Stabilizing interaction of exopolymers with nano-Se and impact on mercury immobilization in soil and groundwater

Abstract

Remediation of metal-contaminated soils and waters using nanoparticles is highly limited by their strong tendency to aggregate in soil solution and natural water. In order to enhance the remediation of Hg⁰-contaminated soil solution and groundwater by Se nanoparticles (SeNPs), the effects of extracellular polymeric substances (EPS) on the stability of SeNPs and Hg⁰ removal were investigated.

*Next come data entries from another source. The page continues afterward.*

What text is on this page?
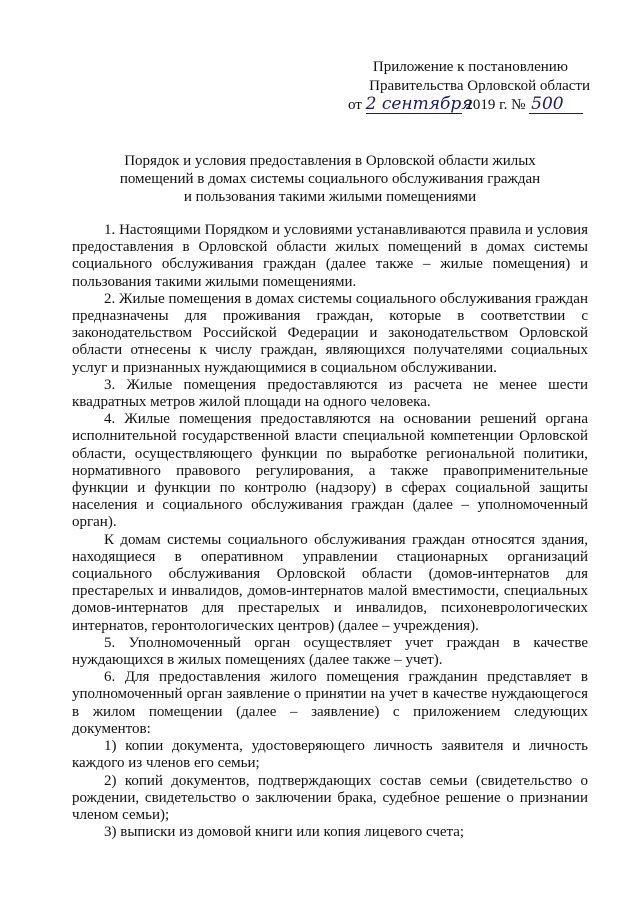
Приложение к постановлению
Правительства Орловской области
от 2 сентября 2019 г. № 500
Порядок и условия предоставления в Орловской области жилых
помещений в домах системы социального обслуживания граждан
и пользования такими жилыми помещениями

1. Настоящими Порядком и условиями устанавливаются правила и условия предоставления в Орловской области жилых помещений в домах системы социального обслуживания граждан (далее также – жилые помещения) и пользования такими жилыми помещениями.

2. Жилые помещения в домах системы социального обслуживания граждан предназначены для проживания граждан, которые в соответствии с законодательством Российской Федерации и законодательством Орловской области отнесены к числу граждан, являющихся получателями социальных услуг и признанных нуждающимися в социальном обслуживании.

3. Жилые помещения предоставляются из расчета не менее шести квадратных метров жилой площади на одного человека.

4. Жилые помещения предоставляются на основании решений органа исполнительной государственной власти специальной компетенции Орловской области, осуществляющего функции по выработке региональной политики, нормативного правового регулирования, а также правоприменительные функции и функции по контролю (надзору) в сферах социальной защиты населения и социального обслуживания граждан (далее – уполномоченный орган).

К домам системы социального обслуживания граждан относятся здания, находящиеся в оперативном управлении стационарных организаций социального обслуживания Орловской области (домов-интернатов для престарелых и инвалидов, домов-интернатов малой вместимости, специальных домов-интернатов для престарелых и инвалидов, психоневрологических интернатов, геронтологических центров) (далее – учреждения).

5. Уполномоченный орган осуществляет учет граждан в качестве нуждающихся в жилых помещениях (далее также – учет).

6. Для предоставления жилого помещения гражданин представляет в уполномоченный орган заявление о принятии на учет в качестве нуждающегося в жилом помещении (далее – заявление) с приложением следующих документов:

1) копии документа, удостоверяющего личность заявителя и личность каждого из членов его семьи;

2) копий документов, подтверждающих состав семьи (свидетельство о рождении, свидетельство о заключении брака, судебное решение о признании членом семьи);

3) выписки из домовой книги или копия лицевого счета;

EPS from the selenite-reducing bacterium Citrobacter freundii Y9 were found to make SeNPs more negatively charged by strong adsorption, which significantly enhanced the stability of SeNPs. The protein, carboxylate, polysaccharide and lipid components of the EPS were involved in the adsorption to SeNPs. Fluorescence quenching titration measurements implied that the binding of proteinaceous substances in the EPS to SeNPs was static quenching. EPS can therefore enhance the remediation efficiency of SeNPs for soil solution and groundwater contaminated with Hg⁰. This study highlights that bacterial EPS can be used as an effective natural dispersant for SeNPs, therefore improving the efficiency of mercury immobilization in contaminated waters.